The Specter traps their smaller submarine in a net and begins pulling it in. Ty insists they must leave before the gang can capture them, but Gemma resists; she can’t swim, and she’s afraid of sharks. Ty admits that he has a Dark Gift that will allow him to see sharks and avoid them.
Ty admits that his Dark Gift allows him to use “biosonar” to see, even in darkness. Gemma realizes that he is the boy, Akai, from the famous studies.
Ty insists they must leave. He climbs out of the bottom hatch and holds on, grabbing Gemma when she joins him. They hide as the Specter keeps going on its path. Ty uses biosonar to start them in the direction of the Peaveys’ home.
They pass Seablite prison and decide to check it out for clues about the Seablite Gang. The prison used prisoner labor to pan for manganese nodules.
Gemma interrogates Ty as they search, and Ty shares the story of how he had been studied by doctors and child services tried to take him away from his parents. They had to go to court to get him back. Ty pretended—even with his parents—that the gift had gone away. Doctors could not prove he was lying if he did not use the gift while they studied him. Ty has been keeping it secret to protect Benthic Territory, because he suspects no one else would settle and existing pioneers would leave for fear that the same would happen to their children.
As Ty says they should leave, Gemma finds a picture of herself, one her brother had kept, taped to the wall. It occurs to them that Seablite was a juvenile reformatory where they used boys as forced labor. Ty realizes Doc must have known this and misrepresented the place to them. Both teens also realize this might mean that Gemma’s brother is part of the Seablite Gang. Gemma is overwhelmed by this information, and she asks Ty to leave her alone.
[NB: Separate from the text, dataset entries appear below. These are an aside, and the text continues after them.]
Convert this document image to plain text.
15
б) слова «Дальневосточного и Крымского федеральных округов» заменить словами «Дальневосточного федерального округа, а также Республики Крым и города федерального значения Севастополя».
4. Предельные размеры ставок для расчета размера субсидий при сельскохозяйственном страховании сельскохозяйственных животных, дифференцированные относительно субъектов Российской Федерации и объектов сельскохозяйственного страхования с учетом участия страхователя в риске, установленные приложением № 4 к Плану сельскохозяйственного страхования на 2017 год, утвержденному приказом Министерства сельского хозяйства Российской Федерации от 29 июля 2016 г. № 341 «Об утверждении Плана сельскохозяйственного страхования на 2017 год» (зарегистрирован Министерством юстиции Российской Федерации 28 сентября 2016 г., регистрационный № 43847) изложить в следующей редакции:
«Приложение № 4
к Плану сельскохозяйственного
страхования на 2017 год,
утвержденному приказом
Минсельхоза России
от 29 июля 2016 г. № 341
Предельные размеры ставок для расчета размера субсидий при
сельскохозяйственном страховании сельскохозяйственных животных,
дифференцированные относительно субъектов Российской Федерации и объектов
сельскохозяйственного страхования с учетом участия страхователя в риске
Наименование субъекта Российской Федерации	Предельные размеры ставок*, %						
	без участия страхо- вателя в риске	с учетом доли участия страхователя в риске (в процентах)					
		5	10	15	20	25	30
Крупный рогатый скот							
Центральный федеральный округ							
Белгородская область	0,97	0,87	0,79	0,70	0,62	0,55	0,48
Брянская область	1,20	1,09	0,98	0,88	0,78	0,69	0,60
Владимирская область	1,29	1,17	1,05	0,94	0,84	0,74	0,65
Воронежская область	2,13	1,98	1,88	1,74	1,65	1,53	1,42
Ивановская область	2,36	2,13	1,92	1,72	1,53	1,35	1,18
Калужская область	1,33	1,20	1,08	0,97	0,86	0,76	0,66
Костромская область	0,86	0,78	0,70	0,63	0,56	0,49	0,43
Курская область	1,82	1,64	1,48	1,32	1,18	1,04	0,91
The theme of Community Support: Building a Family continues in this section of the novel. Ty reveals the extent of his neighbors’ care for him when he explains to Gemma that any neighbor who saw him in the saloon would remove him and march him back to his parents. When a community is still so small and their existence somewhat tenuous, neighbors care for one another’s families as their own. Ty’s dedication to his family and community nearly keeps him from helping Gemma, as he does not want to get in trouble and push his parents further toward going Topside. It is Gemma’s lack of a family and search for her only family member that convinces him to help her as he would help any of his neighbors.
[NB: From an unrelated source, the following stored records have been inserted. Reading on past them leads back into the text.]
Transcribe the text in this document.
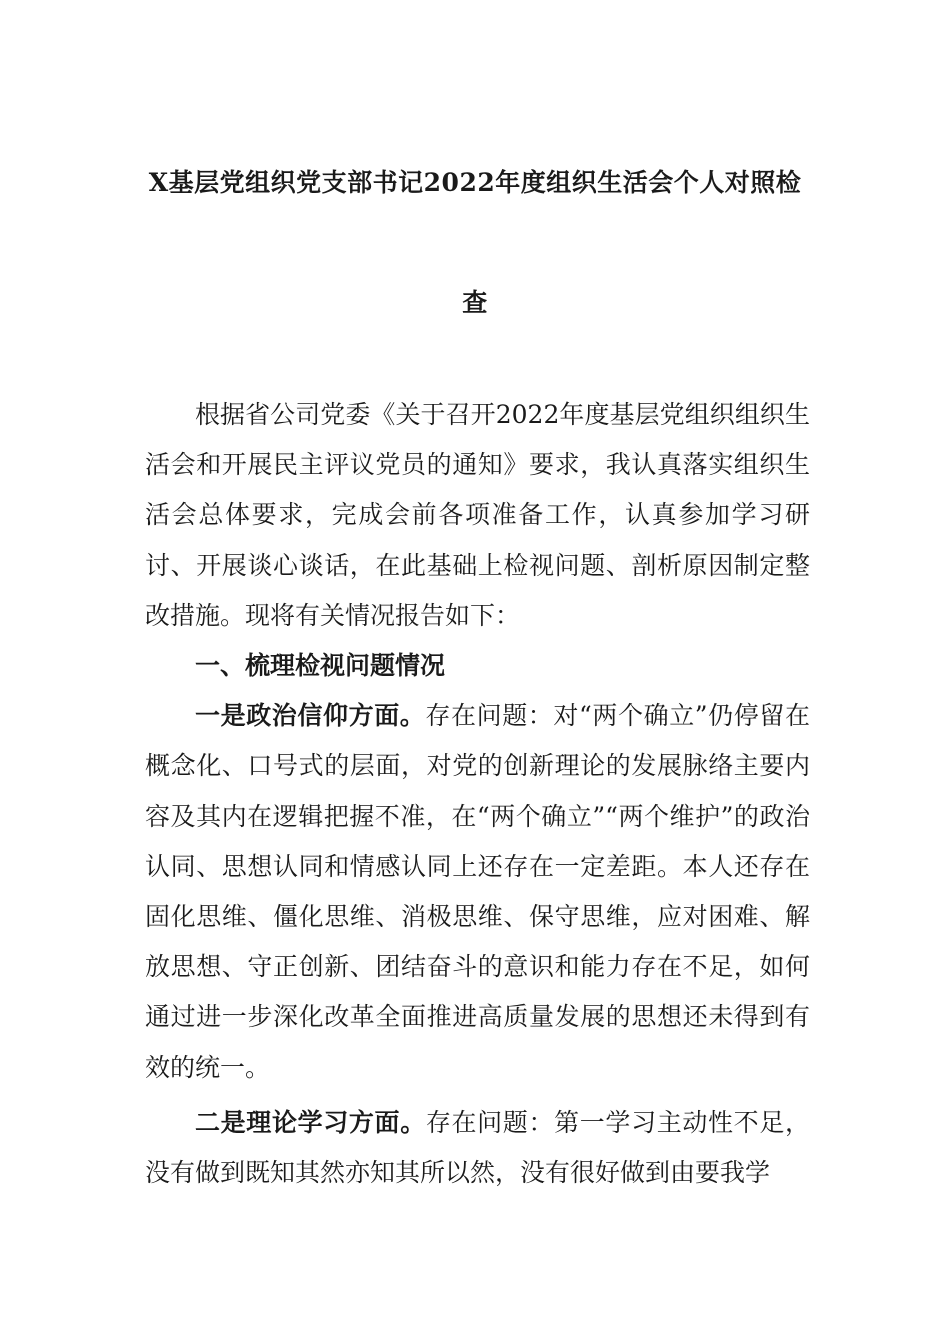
X基层党组织党支部书记2022年度组织生活会个人对照检
查

根据省公司党委《关于召开2022年度基层党组织组织生活会和开展民主评议党员的通知》要求，我认真落实组织生活会总体要求，完成会前各项准备工作，认真参加学习研讨、开展谈心谈话，在此基础上检视问题、剖析原因制定整改措施。现将有关情况报告如下：

一、梳理检视问题情况

一是政治信仰方面。存在问题：对“两个确立”仍停留在概念化、口号式的层面，对党的创新理论的发展脉络主要内容及其内在逻辑把握不准，在“两个确立”“两个维护”的政治认同、思想认同和情感认同上还存在一定差距。本人还存在固化思维、僵化思维、消极思维、保守思维，应对困难、解放思想、守正创新、团结奋斗的意识和能力存在不足，如何通过进一步深化改革全面推进高质量发展的思想还未得到有效的统一。

二是理论学习方面。存在问题：第一学习主动性不足，没有做到既知其然亦知其所以然，没有很好做到由要我学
Ty’s forced admission of his Dark Gift highlights his difficulties with Self-Acceptance in the Face of Prejudice. Even though Gemma thinks Dark Gifts are “cool,” the prejudices Ty has seen from others convince him that he needs to protect the secret at all costs. Gemma believes he is setting a bad precedent by teaching his sister and other pioneer kids to feel ashamed of their Dark Gifts. Gemma’s ideas of self-acceptance burrow into his psyche, ready to change his outlook on life in coming chapters. Gemma shows Ty radical acceptance by embracing his differences and admiring them. Gemma’s radical acceptance helps Ty begin his journey toward self-acceptance and authenticity.
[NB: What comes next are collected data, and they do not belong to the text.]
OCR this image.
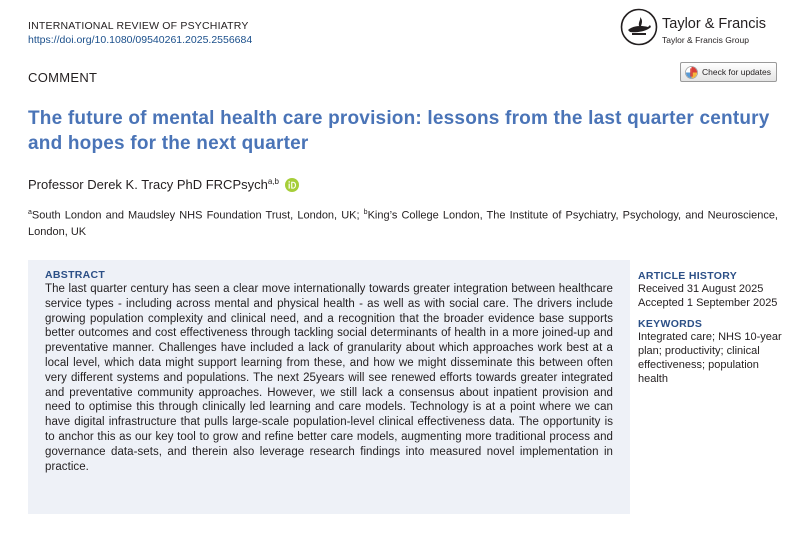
INTERNATIONAL REVIEW OF PSYCHIATRY
https://doi.org/10.1080/09540261.2025.2556684
Taylor & Francis
Taylor & Francis Group
COMMENT	Check for updates
The future of mental health care provision: lessons from the last quarter century and hopes for the next quarter
Professor Derek K. Tracy PhD FRCPsych$^{a,b}$
$^a$South London and Maudsley NHS Foundation Trust, London, UK; $^b$King’s College London, The Institute of Psychiatry, Psychology, and Neuroscience, London, UK
ABSTRACT

The last quarter century has seen a clear move internationally towards greater integration between healthcare service types - including across mental and physical health - as well as with social care. The drivers include growing population complexity and clinical need, and a recognition that the broader evidence base supports better outcomes and cost effectiveness through tackling social determinants of health in a more joined-up and preventative manner. Challenges have included a lack of granularity about which approaches work best at a local level, which data might support learning from these, and how we might disseminate this between often very different systems and populations. The next 25years will see renewed efforts towards greater integrated and preventative community approaches. However, we still lack a consensus about inpatient provision and need to optimise this through clinically led learning and care models. Technology is at a point where we can have digital infrastructure that pulls large-scale population-level clinical effectiveness data. The opportunity is to anchor this as our key tool to grow and refine better care models, augmenting more traditional process and governance data-sets, and therein also leverage research findings into measured novel implementation in practice.

ARTICLE HISTORY
Received 31 August 2025
Accepted 1 September 2025
KEYWORDS
Integrated care; NHS 10-year plan; productivity; clinical effectiveness; population health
Gemma and Ty discover evidence of worse government abuse than they had known, heightening stakes for the theme of Morality Versus Government Abuses. The discovery of Seablite Prison‘s true purpose illustrates the depths to which the government will go to both pursue knowledge and power and hide abuses from the wider public. Beyond coercing everyday people into tackling a violent band of criminals, the government has readily used slave labor and illegal human experimentation. The truth about the Seablite Gang changes the directive to capture or kill the gang. With the gang gone, the Commonwealth can rest assured that the secret of Seablite will be gone. The Commonwealth takes and abuses citizens and resources as it pleases to forward its own ends. The revealing of these secrets gives the characters the necessary knowledge to decide what they believe is moral versus what the government tells them to do in coming chapters.